Das Motto des diesjährigen Weltkindertages am 20. September lautet: „Kinder brauchen Freiräume“. Warum Freiräume für Kinder so wichtig sind, aber nur schwer zu erkämpfen, darüber habe ich mit Claudia Neumann, Referentin für Spiel und Bewegung beim Deutschen Kinderhilfswerk, gesprochen. 

Frau Neumann, was ist der Weltkindertag: die größte Kinderparty Deutschlands oder eher ein enorm wichtiger politischer Tag?

Neumann: Ganz sicher beides.
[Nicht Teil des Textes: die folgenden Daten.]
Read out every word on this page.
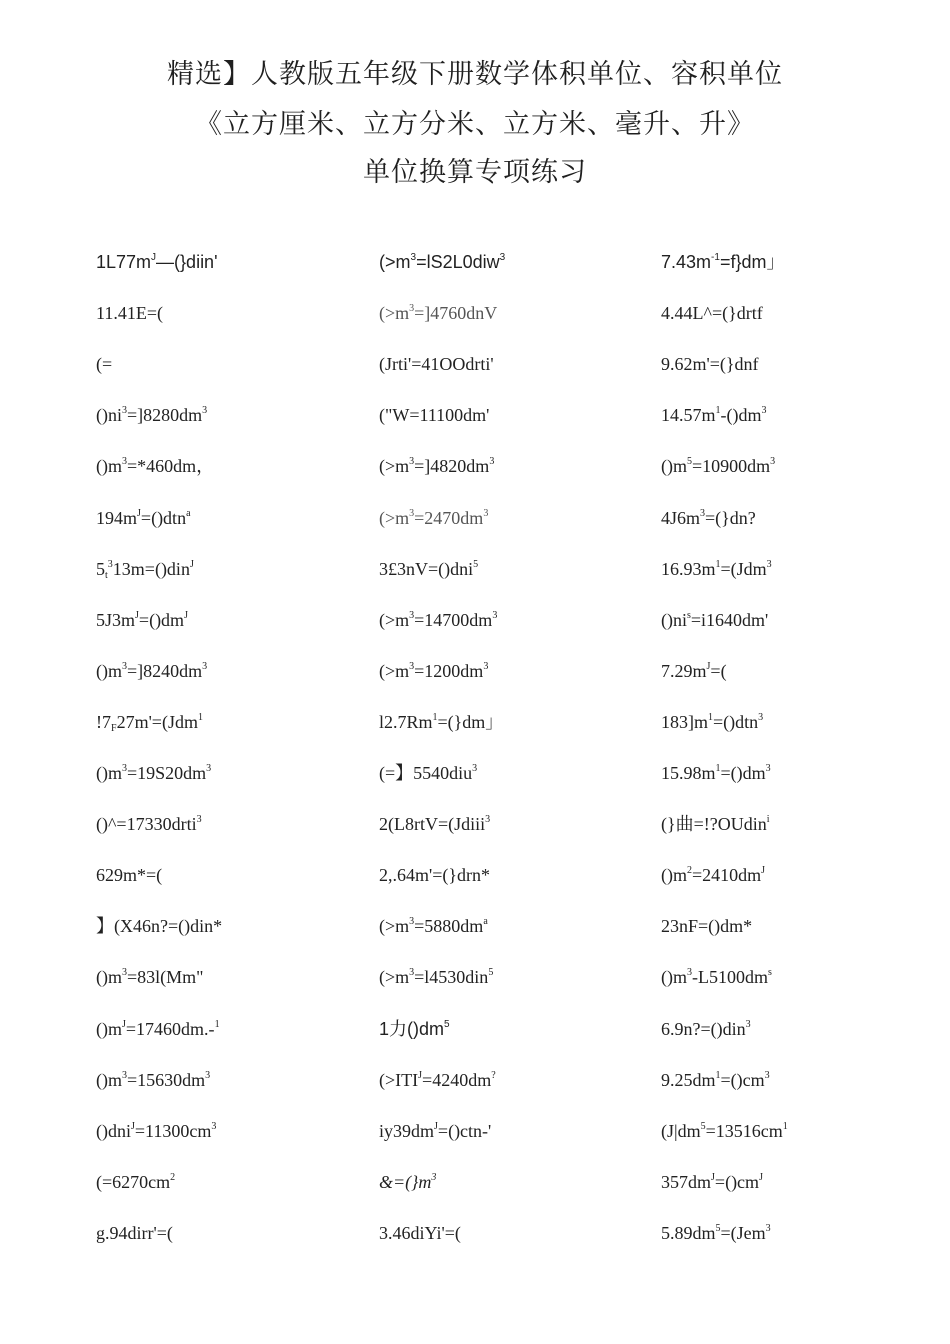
精选】人教版五年级下册数学体积单位、容积单位
《立方厘米、立方分米、立方米、毫升、升》
单位换算专项练习
$1L77m^J—(\}diin'$	($>m^3=lS2L0diw^3$	$7.43m^{-1}=f\}dm$」
11.41E=(	$(>m^3=]4760dnV$	4.44L^=(}drtf
(=	(Jrti'=41OOdrti'	9.62m'=(}dnf
$()ni^3=]8280dm^3$	("W=11100dm'	$14.57m^1-()dm^3$
$()m^3=*460dm$，	$(>m^3=]4820dm^3$	$()m^5=10900dm^3$
$194m^J=()dtn^a$	($>m^3=2470dm^3$	$4J6m^3=(\}dn$?
$5_t^313m=()din^J$	3£3nV=()dni$^5$	$16.93m^1=(Jdm^3$
$5J3m^J=()dm^J$	($>m^3=14700dm^3$	$()ni^s=i1640dm'$
$()m^3=]8240dm^3$	($>m^3=1200dm^3$	$7.29m^J=$(
$!7_F27m'=(Jdm^1$	$l2.7Rm^1=(\}dm$」	$183]m^1=()dtn^3$
$()m^3=19S20dm^3$	(=】5540diu$^3$	$15.98m^1=()dm^3$
()^=17330drti$^3$	2(L8rtV=(Jdiii$^3$	(}曲=!?OUdin$^i$
629m*=(	2,.64m'=(}drn*	$()m^2=2410dm^J$
】(X46n?=()din*	($>m^3=5880dm^a$	23nF=()dm*
$()m^3=83l(Mm$"	($>m^3=l4530din^5$	$()m^3-L5100dm^s$
$()m^J=17460dm.-^1$	1力$()dm^5$	6.9n?=()din$^3$
$()m^3=15630dm^3$	($>ITI^J=4240dm^?$	$9.25dm^1=()cm^3$
$()dni^J=11300cm^3$	$iy39dm^J=()ctn-'$	($J|dm^5=13516cm^1$
($=6270cm^2$	$\&=(\}m^3$	$357dm^J=()cm^J$
g.94dirr'=(	3.46diYi'=(	$5.89dm^5=(Jem^3$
Die beiden größten Weltkindertagspartys in Deutschland finden in Berlin und Köln statt. Und ich bin mir sicher, dass die Kinder dort jede Menge Spaß haben und einen wunderbaren Tag erleben werden. Aber natürlich ist der Weltkindertag auch enorm wichtig, um immer wieder in der Öffentlichkeit darauf hinzuweisen, dass Kinder eigene Rechte haben und dass sie diese in vielerlei Hinsicht brauchen.

Zum Beispiel bräuchten Kinder mehr Freiräume. Wie sollten diese Freiräume aussehen?

Sehr vielfältig. Aus meiner Sicht als Referentin für Spiel und Bewegung brauchen Kinder unbedingt Freiräume, in denen sie sich austoben und frei spielen können. Kinder brauchen Platz zum Spielen. Da ist natürlich der Spielplatz ein wichtiger Spielraum.

Aber auch abseits von Spielplätzen benötigen Kinder Freiräume in ihrem unmittelbaren Wohnumfeld. Räume, in denen sie sich möglichst frei bewegen können. Kinder sollten in einer kinderfreundlichen Umgebung aufwachsen, in der sie eigenständig ihre Lieblingsorte aufsuchen, geheime Verstecke erkunden und ihre Freunde treffen können.

Wenn Kinder überhaupt noch die Zeit zum Spielen haben…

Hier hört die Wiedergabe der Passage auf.